One of the main reasons that GLAM became something that the Chapters took-up as their responsibility is because the WMF had specifically said "we're not doing that". If it had said "whoever is best placed to do it" then no volunteer or Chapter would have even bothered - under a "if the WMF is going to do it, why should I?" mentality.

This is aside from the legal issue of the WMF stepping out of its vigorously-defended legal position as "we're just the host of a website, not a publisher".

I'm sorry that this discussion has become quite divorced from the topic of this phabricator task!
But basically, I don't understand what the "partnerships" team at WMF is scoped to do. Do they meet external orgs and build a good rapport, and then introduce them to the local community? Or do they actually do "content partnerships" with them. The former is how we operate in GLAM. the latter is a centralisation/takeover. I'm not talking about things that are definitely within the WMF's responsibility (e.g. caching servers, WP Zero...), I'm talking about "content" and "outreach".

I disagree that WMF would always be best-placed, even where no previous relationship exists. There are advantages of culture and language that local groups and orgs often have over WMF. Additionally, the WMF's capacity to actually negotiate and execute partnerships is very limited, and would ipso facto be reserved for circumstances where there is either very large scale or some unique advantage to WMF being the partner. I agree even "facilitated" is overstating WMF's ideal involvement in most partnerships.

I typed that string, so let me explain, and sorry for the confusion in advance. I just learned that this caused a lot of distress here and in other channels.

"Wikimedia" really means "Wikimedia", and not "Wikimedia Foundation". "Wikimedia team" could be "WMF Strategic Partnerships" as much as "Wikimedia Finland", "Amical Wikimedia", etc.

Thanks to your reaction I see that a) the wording isn't clear but b) it doesn't need to be a team either. An individual wikimedian (volunteer or not) can be also a point of contact. And well, this point of contact is just recommended, not required. I'll edit that section to make all this clear.

Since the beginning of this project we have stated that GLAM was a successful precedent to watch and learn from. Most GLAM projects happen because there is a cultural institution willing to contribute, but also (and specially) because in most cases there are key wikimedians bridging between those organizations and Commons etc. This is the simple idea we want to apply here.

Please check https://www.wikidata.org/wiki/Wikidata:Wiki_Loves_Open_Data#Organizations_interested. Better?

Thanks indeed @Qgil :-) I'm delighted to hear that you're trying to emulate the 'GLAM approach', because we always set ourselves up to build a culture of decentralisation, local contacts, capacity development, every-project-is-different. [Quite the opposite approach to the way the Education program (now Wiki Ed Foundation) set themselves up, which was all about centralisation, formal structure, reporting hierarchy]

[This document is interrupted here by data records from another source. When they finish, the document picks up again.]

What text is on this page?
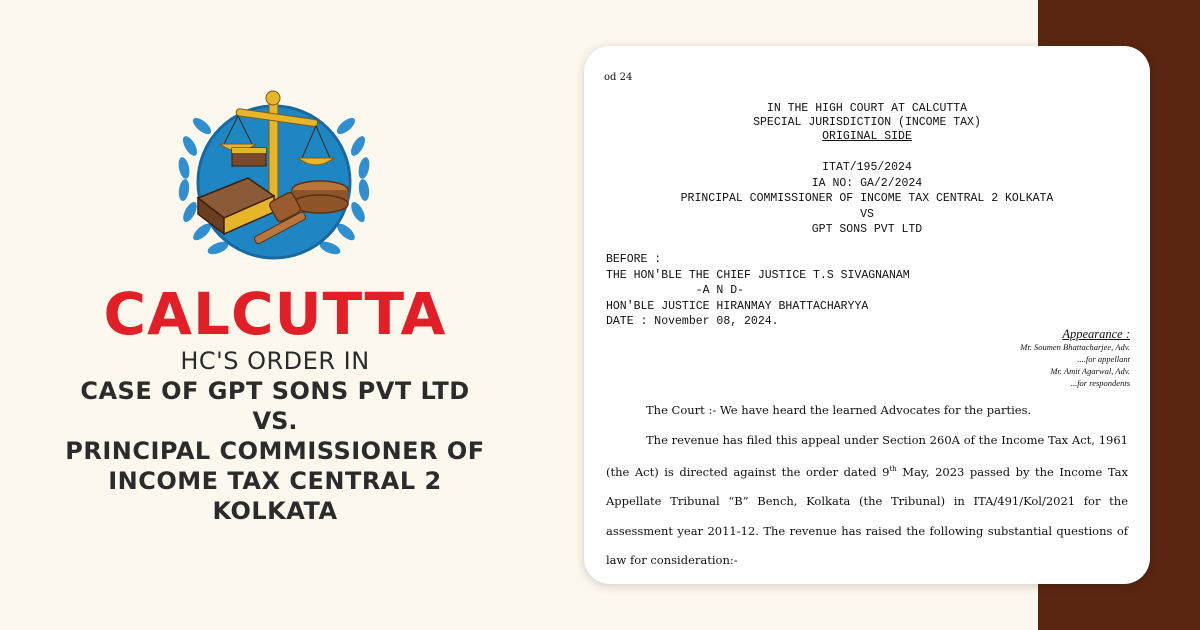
CALCUTTA
HC'S ORDER IN
CASE OF GPT SONS PVT LTD
VS.
PRINCIPAL COMMISSIONER OF
INCOME TAX CENTRAL 2
KOLKATA
od 24
IN THE HIGH COURT AT CALCUTTA
SPECIAL JURISDICTION (INCOME TAX)
ORIGINAL SIDE
ITAT/195/2024
IA NO: GA/2/2024
PRINCIPAL COMMISSIONER OF INCOME TAX CENTRAL 2 KOLKATA
VS
GPT SONS PVT LTD
BEFORE :
THE HON'BLE THE CHIEF JUSTICE T.S SIVAGNANAM
-A N D-
HON'BLE JUSTICE HIRANMAY BHATTACHARYYA
DATE : November 08, 2024.
Appearance :
Mr. Soumen Bhattacharjee, Adv.
....for appellant
Mr. Amit Agarwal, Adv.
...for respondents

The Court :- We have heard the learned Advocates for the parties.

The revenue has filed this appeal under Section 260A of the Income Tax Act, 1961 (the Act) is directed against the order dated 9th May, 2023 passed by the Income Tax Appellate Tribunal “B” Bench, Kolkata (the Tribunal) in ITA/491/Kol/2021 for the assessment year 2011-12. The revenue has raised the following substantial questions of law for consideration:-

I adjusted your wording slightly to wikimediaN - since a wikimedian is a *person* but Wikimedia a concept/movement. This point is clear to me now, and I've adjusted Europeana's listing there as a result.
Do please advise me if there's more detail or clarification you'd like on the Europeana sub-page.

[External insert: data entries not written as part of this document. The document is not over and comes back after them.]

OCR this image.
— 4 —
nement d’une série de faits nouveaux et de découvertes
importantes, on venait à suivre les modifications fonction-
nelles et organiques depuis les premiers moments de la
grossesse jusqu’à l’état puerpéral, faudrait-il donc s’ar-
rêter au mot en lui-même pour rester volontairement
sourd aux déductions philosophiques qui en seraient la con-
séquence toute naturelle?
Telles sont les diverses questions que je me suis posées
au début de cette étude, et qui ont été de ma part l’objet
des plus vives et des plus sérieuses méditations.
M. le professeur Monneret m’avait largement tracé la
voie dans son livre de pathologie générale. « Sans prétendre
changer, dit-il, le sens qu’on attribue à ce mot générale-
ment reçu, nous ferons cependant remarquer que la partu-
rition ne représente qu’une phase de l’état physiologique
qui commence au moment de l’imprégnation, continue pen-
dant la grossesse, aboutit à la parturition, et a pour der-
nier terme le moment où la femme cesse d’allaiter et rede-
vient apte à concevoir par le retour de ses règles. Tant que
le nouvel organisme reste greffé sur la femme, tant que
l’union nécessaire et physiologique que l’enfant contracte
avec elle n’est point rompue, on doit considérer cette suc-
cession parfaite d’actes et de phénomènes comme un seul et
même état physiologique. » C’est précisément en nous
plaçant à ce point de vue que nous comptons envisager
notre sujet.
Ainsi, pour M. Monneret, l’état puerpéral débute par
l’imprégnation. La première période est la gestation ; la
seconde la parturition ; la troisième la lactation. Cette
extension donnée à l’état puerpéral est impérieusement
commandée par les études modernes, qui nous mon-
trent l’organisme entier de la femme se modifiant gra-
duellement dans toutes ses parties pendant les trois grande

I've take my two broader questions about the role of the WMF partnerships team (which aren't directly relevant to this Phab ticket) over to Meta at the talkpage of WMF Partnerships FAQ. I assume that's the most appropriate place to ask. https://meta.wikimedia.org/wiki/Talk:WMF_Partnerships_FAQ

Do please advise me if there's more detail or clarification you'd like on the Europeana sub-page.

In the context of "Intent and plans of their contribution to Wikimedia", it would be useful to identify obstacles or dependencies that need to be solved in order to improve your contributions. For instance, I think you mentioned somewhere that you miss a SPARQL endpoint for Wikidata data.

This would help identifying which issues are being highlighted by open data orgs and, hopefully, it will help the prioritization of tasks.